Gestational diabetes is serious and detection is vital so it is common for all pregnant women in Australia to be offered a glucose test around 26-28 weeks of pregnancy. As it is a condition that occurs only during pregnancy, it is not the same as having pre-existing diabetes throughout a pregnancy with the condition usually disappearing once the baby is born. A history of gestational diabetes, however, can increase a woman’s and the baby’s risk of developing type 2 diabetes later in life.
The extra glucose in a mothers bloodstream crosses the placenta triggering the unborn baby's pancreas to make extra insulin. This can cause the baby to grow too big. Around 30% of women with gestational diabetes deliver larger than average babies and because of this, are more likely to require intervention during labour such as a caesarean birth. Other potential problems for the baby include birth defects, premature birth and jaundice during the first 28 days. Premature birth also puts a newborn at risk of both short term and long term health issues.

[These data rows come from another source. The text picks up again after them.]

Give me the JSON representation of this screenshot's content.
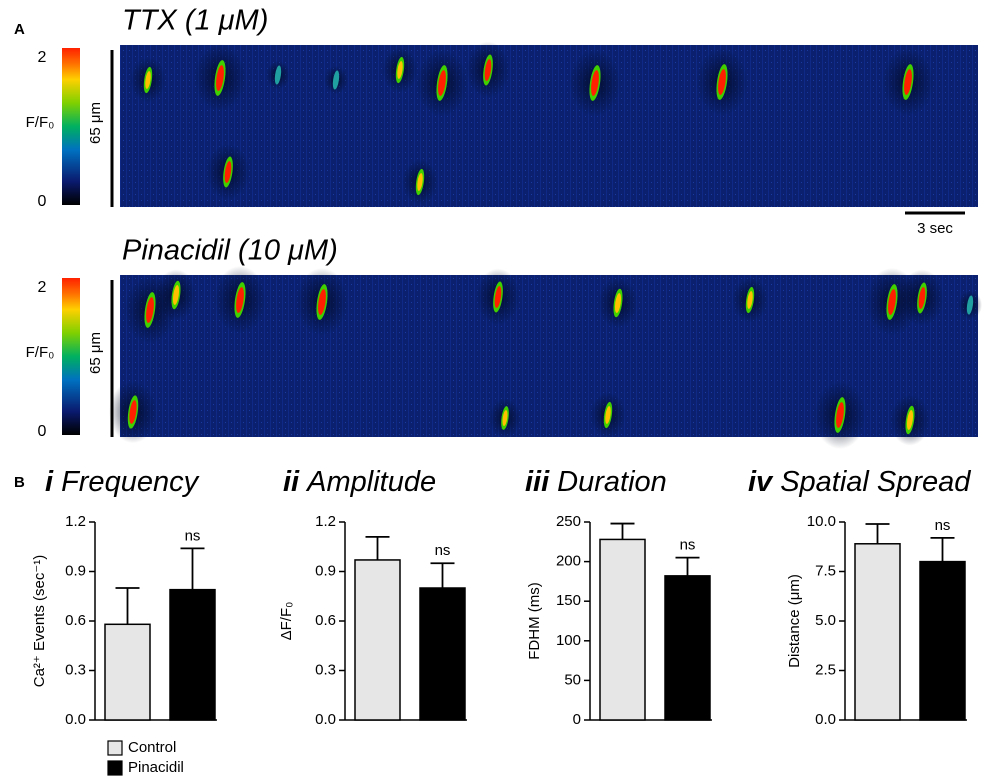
{
  "panel_a": {
    "label": "A",
    "time_scale": "3 sec",
    "panels": [
      {
        "title": "TTX (1 μM)",
        "colorbar_label": "F/F₀",
        "colorbar_ticks": [
          0,
          2
        ],
        "scale_label": "65 μm"
      },
      {
        "title": "Pinacidil (10 μM)",
        "colorbar_label": "F/F₀",
        "colorbar_ticks": [
          0,
          2
        ],
        "scale_label": "65 μm"
      }
    ]
  },
  "panel_b_label": "B",
  "legend": [
    {
      "name": "Control",
      "color": "#e6e6e6"
    },
    {
      "name": "Pinacidil",
      "color": "#000000"
    }
  ],
  "chart_data": [
    {
      "type": "bar",
      "numeral": "i",
      "title": "Frequency",
      "ylabel": "Ca²⁺ Events (sec⁻¹)",
      "values": [
        0.58,
        0.79
      ],
      "errors": [
        0.22,
        0.25
      ],
      "annotation": "ns",
      "ylim": [
        0,
        1.2
      ],
      "yticks": [
        {
          "value": 0,
          "label": "0.0"
        },
        0.3,
        0.6,
        0.9,
        1.2
      ]
    },
    {
      "type": "bar",
      "numeral": "ii",
      "title": "Amplitude",
      "ylabel": "ΔF/F₀",
      "values": [
        0.97,
        0.8
      ],
      "errors": [
        0.14,
        0.15
      ],
      "annotation": "ns",
      "ylim": [
        0,
        1.2
      ],
      "yticks": [
        {
          "value": 0,
          "label": "0.0"
        },
        0.3,
        0.6,
        0.9,
        1.2
      ]
    },
    {
      "type": "bar",
      "numeral": "iii",
      "title": "Duration",
      "ylabel": "FDHM (ms)",
      "values": [
        228,
        182
      ],
      "errors": [
        20,
        23
      ],
      "annotation": "ns",
      "ylim": [
        0,
        250
      ],
      "yticks": [
        0,
        50,
        100,
        150,
        200,
        250
      ]
    },
    {
      "type": "bar",
      "numeral": "iv",
      "title": "Spatial Spread",
      "ylabel": "Distance (μm)",
      "values": [
        8.9,
        8.0
      ],
      "errors": [
        1.0,
        1.2
      ],
      "annotation": "ns",
      "ylim": [
        0,
        10
      ],
      "yticks": [
        {
          "value": 0,
          "label": "0.0"
        },
        2.5,
        {
          "value": 5,
          "label": "5.0"
        },
        7.5,
        {
          "value": 10,
          "label": "10.0"
        }
      ]
    }
  ]
}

Ways you can help reduce your risk:
Check your risk of diabetes with your doctor and work together to build a plan that is right for you and your baby.
Manage your weight before falling pregnant and develop healthy eating habits you can take into your pregnancy.
Keep active. Exercising regularly before pregnant can help reduce your risk of developing gestational diabetes during pregnancy and once pregnant work with your doctors on an exercise plan that is safe for you and your baby.
Limit alcohol intake before falling pregnant, stopping altogether during pregnancy.
Quit smoking before falling pregnant. Smokers are twice as likely to develop diabetes as non-smokers.
Choosing to express and/or breastfeed your baby. It is now widely accepted that being breastfed helps protect babies from becoming overweight or obese later in life and breastfeeding can lower the risk of a mother with gestational diabetes of developing type 2 diabetes.
Not only will these help care for your unborn baby but it will also help take care of a very important person - their mother.
World Health Day is a global health awareness day, sponsored by the World Health Organisation (WHO), acknowledged by various governments and non-government organisations, which are directly and indirectly involved with public health issues.
The theme for 2016 is Diabetes : There are 3 types of diabetes, type 1, type 2 and gestational. Diabetes results from elevated levels of blood glucose (blood sugar) and occurs when your pancreas does not produce enough insulin, or cannot utilise the insulin it produces. Insulin, is the hormone which regulates blood sugar, providing the energy we need to live. Blood sugar levels can grow to harmful levels if insulin cannot enter the cells to be burned as energy and thus can lead to damage to your major organs, causing heart attacks, strokes, kidney failure, nerve damage and blindness. It can also significantly impact the health of a mother and her unborn baby.
Miracle Babies Foundation is Australia's leading organisation aiming to provide better outcomes for newborns, and their families, challenged by prematurity and sickness.